Through the entire off season Sixers' front office, led by the charge of head coach Doug Collins, went on find and acquire all the right piece to fashion the team in the image of Bynum.  They went on to build the roster using Bynum as their foundation as the team acquiring pieces through free agency to surround him even though he had yet to play a game in Philly.  It did not matter that he would become an unrestricted free agent by season's end and the fact that he spent the entire off season rehabbing his sore knees, the Sixers were not only confident that Bynum would not only be ready by opening tip off but also that they were capable to retain him long term.  Regardless of the numerous red flags that waved around him at the time, the Sixers' top brass along with Doug Collins were unfazed by them as they have been faced with numerous obstacles and still overcame them.  Why play it safe when luck and good fortune have been on their side for the past two years?
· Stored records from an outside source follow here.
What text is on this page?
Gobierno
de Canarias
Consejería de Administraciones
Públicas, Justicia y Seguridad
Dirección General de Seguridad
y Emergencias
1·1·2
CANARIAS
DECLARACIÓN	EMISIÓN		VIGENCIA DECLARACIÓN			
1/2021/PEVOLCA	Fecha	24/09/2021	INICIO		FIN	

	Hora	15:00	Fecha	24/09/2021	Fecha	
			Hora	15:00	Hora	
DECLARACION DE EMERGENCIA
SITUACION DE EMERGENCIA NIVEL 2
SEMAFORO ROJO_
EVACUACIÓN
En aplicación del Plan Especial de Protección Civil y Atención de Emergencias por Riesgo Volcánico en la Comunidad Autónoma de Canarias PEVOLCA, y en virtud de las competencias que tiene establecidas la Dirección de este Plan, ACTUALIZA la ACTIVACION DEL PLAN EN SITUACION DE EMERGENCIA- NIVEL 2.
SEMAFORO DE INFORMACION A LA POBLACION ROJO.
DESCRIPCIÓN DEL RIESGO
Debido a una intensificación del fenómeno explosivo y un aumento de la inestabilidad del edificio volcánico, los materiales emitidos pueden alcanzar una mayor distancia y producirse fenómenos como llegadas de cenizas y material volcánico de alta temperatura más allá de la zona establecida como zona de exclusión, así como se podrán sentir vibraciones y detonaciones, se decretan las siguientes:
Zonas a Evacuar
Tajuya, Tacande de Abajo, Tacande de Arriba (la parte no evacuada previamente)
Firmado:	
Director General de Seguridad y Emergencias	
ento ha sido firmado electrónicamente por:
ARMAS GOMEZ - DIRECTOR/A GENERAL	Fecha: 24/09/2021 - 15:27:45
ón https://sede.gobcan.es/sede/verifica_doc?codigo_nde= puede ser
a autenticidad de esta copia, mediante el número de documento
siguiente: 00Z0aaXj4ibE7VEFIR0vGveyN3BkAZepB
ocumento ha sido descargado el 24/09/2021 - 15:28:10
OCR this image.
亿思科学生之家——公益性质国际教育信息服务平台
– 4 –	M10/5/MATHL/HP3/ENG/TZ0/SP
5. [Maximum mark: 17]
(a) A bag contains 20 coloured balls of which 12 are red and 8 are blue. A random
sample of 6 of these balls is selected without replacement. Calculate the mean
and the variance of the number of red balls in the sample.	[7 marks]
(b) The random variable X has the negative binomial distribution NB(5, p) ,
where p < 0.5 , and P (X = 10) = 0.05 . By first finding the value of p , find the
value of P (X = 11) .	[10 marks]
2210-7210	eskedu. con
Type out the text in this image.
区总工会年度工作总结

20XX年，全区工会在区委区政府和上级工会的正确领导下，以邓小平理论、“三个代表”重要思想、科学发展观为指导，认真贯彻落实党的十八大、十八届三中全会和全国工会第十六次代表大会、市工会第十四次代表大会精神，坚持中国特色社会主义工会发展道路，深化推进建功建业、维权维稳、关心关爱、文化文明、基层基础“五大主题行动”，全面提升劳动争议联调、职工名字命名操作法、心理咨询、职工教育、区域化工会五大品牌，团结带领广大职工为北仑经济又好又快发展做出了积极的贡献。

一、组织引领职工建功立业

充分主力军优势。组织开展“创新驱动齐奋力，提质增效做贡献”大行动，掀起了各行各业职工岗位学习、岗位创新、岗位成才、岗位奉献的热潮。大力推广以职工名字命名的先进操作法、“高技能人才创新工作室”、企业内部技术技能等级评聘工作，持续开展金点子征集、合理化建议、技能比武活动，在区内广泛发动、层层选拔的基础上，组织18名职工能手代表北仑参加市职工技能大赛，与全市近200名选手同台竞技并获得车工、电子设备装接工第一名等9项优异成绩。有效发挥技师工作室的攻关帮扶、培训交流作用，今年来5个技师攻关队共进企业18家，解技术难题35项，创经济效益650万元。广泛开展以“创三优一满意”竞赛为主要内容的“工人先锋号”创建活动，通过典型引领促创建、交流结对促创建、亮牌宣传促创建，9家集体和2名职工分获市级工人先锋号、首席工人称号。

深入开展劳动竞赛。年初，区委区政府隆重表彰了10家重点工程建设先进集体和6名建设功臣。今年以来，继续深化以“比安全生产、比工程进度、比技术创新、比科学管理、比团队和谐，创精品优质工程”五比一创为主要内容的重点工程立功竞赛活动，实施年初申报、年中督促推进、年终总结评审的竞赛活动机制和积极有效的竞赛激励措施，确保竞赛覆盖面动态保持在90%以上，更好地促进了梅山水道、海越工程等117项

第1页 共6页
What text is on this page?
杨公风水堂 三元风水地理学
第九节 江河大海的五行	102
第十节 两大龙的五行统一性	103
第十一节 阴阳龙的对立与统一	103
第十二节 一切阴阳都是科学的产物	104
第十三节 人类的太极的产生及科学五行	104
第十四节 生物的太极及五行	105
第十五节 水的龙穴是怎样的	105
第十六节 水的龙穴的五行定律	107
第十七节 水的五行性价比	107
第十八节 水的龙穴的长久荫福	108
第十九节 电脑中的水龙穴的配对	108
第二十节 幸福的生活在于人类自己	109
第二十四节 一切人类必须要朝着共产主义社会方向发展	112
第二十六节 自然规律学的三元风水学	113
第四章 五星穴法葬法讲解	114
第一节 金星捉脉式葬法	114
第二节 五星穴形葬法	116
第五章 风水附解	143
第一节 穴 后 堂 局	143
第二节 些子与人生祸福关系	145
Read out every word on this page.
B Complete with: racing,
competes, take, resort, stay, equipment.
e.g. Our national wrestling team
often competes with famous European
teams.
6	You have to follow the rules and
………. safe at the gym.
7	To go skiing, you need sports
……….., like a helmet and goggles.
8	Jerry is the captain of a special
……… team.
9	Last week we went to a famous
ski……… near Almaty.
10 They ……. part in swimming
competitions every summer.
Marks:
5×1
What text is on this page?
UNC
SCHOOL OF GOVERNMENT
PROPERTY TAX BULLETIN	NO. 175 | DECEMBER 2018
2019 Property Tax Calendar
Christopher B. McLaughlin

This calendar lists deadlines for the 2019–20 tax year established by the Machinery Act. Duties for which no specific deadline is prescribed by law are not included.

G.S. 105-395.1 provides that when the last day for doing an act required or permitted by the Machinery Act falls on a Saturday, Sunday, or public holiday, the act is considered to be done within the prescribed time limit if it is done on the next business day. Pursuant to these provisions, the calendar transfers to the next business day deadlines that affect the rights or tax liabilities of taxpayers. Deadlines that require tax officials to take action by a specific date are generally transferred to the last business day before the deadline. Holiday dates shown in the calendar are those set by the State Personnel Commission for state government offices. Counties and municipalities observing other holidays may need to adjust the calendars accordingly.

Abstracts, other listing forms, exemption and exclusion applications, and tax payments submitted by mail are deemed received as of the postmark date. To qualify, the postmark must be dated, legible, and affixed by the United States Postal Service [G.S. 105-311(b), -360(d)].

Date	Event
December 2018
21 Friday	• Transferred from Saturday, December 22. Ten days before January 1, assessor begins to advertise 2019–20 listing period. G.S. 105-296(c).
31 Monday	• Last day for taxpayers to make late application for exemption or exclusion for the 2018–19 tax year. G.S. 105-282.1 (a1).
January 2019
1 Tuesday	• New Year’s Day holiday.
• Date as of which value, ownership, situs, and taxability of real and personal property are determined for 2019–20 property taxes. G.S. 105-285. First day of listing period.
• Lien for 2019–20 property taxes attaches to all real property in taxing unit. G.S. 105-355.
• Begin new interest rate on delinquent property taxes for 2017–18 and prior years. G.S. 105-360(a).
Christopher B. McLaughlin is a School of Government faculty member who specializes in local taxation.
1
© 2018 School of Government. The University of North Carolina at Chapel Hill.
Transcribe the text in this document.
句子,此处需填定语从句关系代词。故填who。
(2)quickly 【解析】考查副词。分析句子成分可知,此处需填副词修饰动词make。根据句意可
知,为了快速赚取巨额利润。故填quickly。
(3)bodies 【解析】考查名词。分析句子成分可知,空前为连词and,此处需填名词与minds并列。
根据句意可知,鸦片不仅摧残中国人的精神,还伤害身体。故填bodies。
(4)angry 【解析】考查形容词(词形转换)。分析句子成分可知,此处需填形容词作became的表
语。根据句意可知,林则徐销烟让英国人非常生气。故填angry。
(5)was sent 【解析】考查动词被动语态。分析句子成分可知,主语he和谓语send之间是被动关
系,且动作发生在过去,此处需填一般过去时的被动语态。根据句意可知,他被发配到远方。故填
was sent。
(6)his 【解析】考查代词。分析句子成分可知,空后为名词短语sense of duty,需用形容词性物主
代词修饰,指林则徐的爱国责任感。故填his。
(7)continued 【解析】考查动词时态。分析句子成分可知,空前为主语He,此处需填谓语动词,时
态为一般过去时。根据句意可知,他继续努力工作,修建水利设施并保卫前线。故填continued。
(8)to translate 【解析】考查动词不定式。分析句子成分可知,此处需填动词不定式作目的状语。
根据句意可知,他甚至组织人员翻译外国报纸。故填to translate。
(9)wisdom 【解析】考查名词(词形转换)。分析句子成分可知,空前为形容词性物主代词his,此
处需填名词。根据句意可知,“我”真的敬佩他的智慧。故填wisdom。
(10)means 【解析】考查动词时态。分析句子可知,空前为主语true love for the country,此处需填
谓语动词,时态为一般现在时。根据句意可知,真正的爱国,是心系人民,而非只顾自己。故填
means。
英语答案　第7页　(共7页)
Unfortunately luck would not be on the side of the Sixers as it was determined that Andrew Bynum was in no ways ready to play and that his knee injury was more serious than anyone had thought.  It seemed, according to numerous sources that Bynum had a deteriorating condition that would only get worse and that Bynum's condition will only get worse over time.  The news came as an immediate shot to the Sixers who hoped to showcase their new addition in the regular season; unfortunately however, they were left blindsided and were forced to play with a team that in most cases were out-sized and out matched.  The same team that won not by talent, but by their effort found that their scrappy was simply not enough any more and the lack of intimidating presence that Bynum could have provided doomed the Sixers' entire regular season.  What was once a team that looked to take that next step forward ended up taking two steps backward as not only the miss the playoffs, but may also not be going there for quite some time.

Philly had invested so much in Bynum's arrival that it virtually had no backup plan leaving them with a huge mess on their hands and plenty of soul searching to do about its future.  Certainly Bynum's prognosis was a harsh blow for not only the Sixers, but also their fans as this was to be the year that their team would finally move from a middle of the pack mediocre team to a force in not only the Eastern Conference, but the NBA as well.  Although the season was a severe letdown, at least the Sixers were able to dodge a bullet as they did not have Bynum signed to a long term deal and that his contract would come off their books upon season's end.  So in effect, lady luck still shined on the city of brotherly love for although the Sixers struggled with Bynum out of the lineup, they do not have to worry about being stuck with him long term and the Sixers would have been in worse shape.  Fortunately for them, the Sixers were able to walk away unscathed from what could have been a monumental distster finding out about Bynum's condition sooner not rather later after signing Bynum to a max extension and be forced to swallow that mistake for the next five or six year so they should count themselves grateful than anything else.